Peter suggests why we should and in what ways we need to confront repressive but seemingly benign policies. “The battle thus becomes ever more a battle of ideology, understanding, grounded in material oppression but not limited to it, combining the demands of the oppressed with the aspirations of the alienated.”


Linking Ideas and Actions


Why do I emphasize these ideas? To begin with, the times call for direct action along with far-ranging visions. Peter offers us ways of assessing, analyzing and acting. His basic formulation was identified in the 1970s when he spoke of the “perniciousness” of thinking that the “mere act of owning a home ‘transforms a man’.” Other than changing the word

“man” to a woman/man, I doubt that Peter would change anything else in this statement today. Alienation is both an individual and collective feeling that is not only resolved by a shelter policy. In the article with Keating, the authors do not emphasize alienation but identify assumptions held by both conservatives and liberals to different degrees; they are

rooted in an economy that gives primacy to the profit-driven market rather than human development and a government that is held captive by the powerful interests of the private real estate and housing industry. This reflects his critical thinking about alienation as defined in the earlier article. In the more recent article Peter returns to the concept of alienation, developing his ideas about the role of critical thinking and action. First, he suggests ways to update ideas about class beyond simply the “terms of material interests . . . along lines of position in the relations of production . . ..” Class structure needs to consider “the excluded, the working class, the small business people, the gentry, the capitalists, the

establishment intelligentsia and the politically powerful.” He then reformulates a “more modernized concept of class, including “cultural” terms. It would include, he writes, “relation to the dominant cultural, ethnic and gendered society and ideology, [and] might be: the directly oppressed, the alienated, the insecure, the hapless lackeys of power, the underwriters and beneficiaries.” He identifies the directly oppressed as the ones “who will make demands for the Right to the City” and the aspiration will come from the alienated “of any economic class, many youth, artists, a significant part of

the intelligentsia, in resistance to the dominant systems as preventing adequate satisfaction of their human needs.”
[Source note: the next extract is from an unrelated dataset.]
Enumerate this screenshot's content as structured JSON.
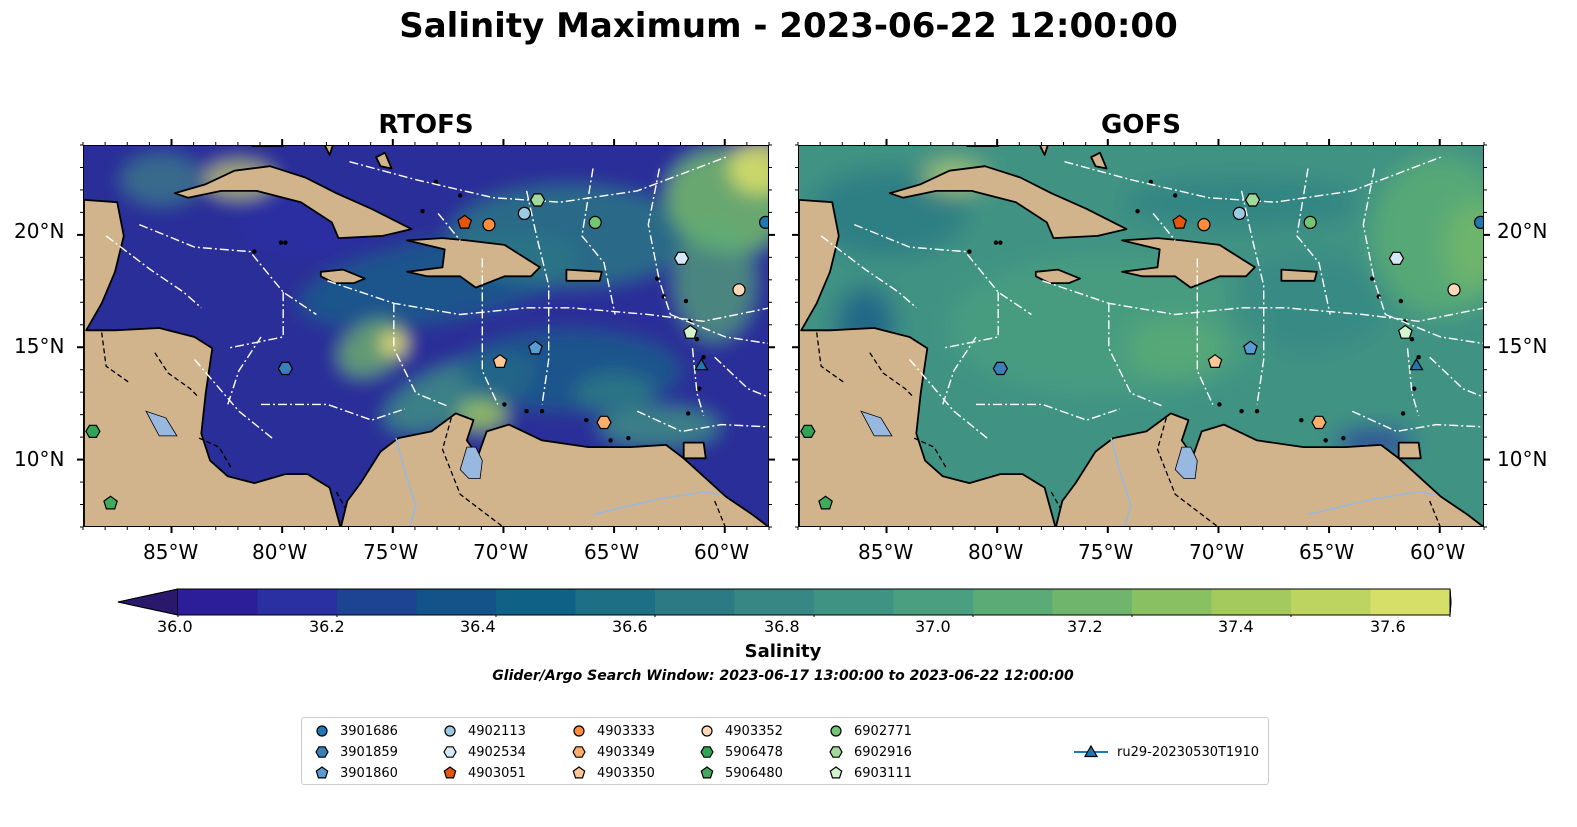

Taken together, these articles by Peter go outside the traditional planning formulations. When this occurs, not surprisingly, it is usually from a progressive perspective. But what progressives are currently saying goes beyond proposing an alternative to planning and includes more a reformulation of priorities that puts critical thinking at the center. Among those pursuing this path, Peter is most eloquent.


In Peter’s own words, “‘Critical’ I take to be, among other things, shorthand for an evaluative attitude towards reality, a questioning rather than an acceptance of the world as it is, a taking apart and examining and attempting to understand the world. It leads to a position not only necessarily critical in the sense of negative criticism, but also critically exposing the positive and the possibilities of change, implying positions on what is wrong and needing change, but also on what is desirable and needs to be built on and fostered.”


If in urban planning we learn from Daniel Burnham who said “Make no little plans,” should we not also learn from Peter Marcuse something like “Think critically, act critically!”




Jacqueline Leavitt is a professor of urban planning at University of California, Los Angeles.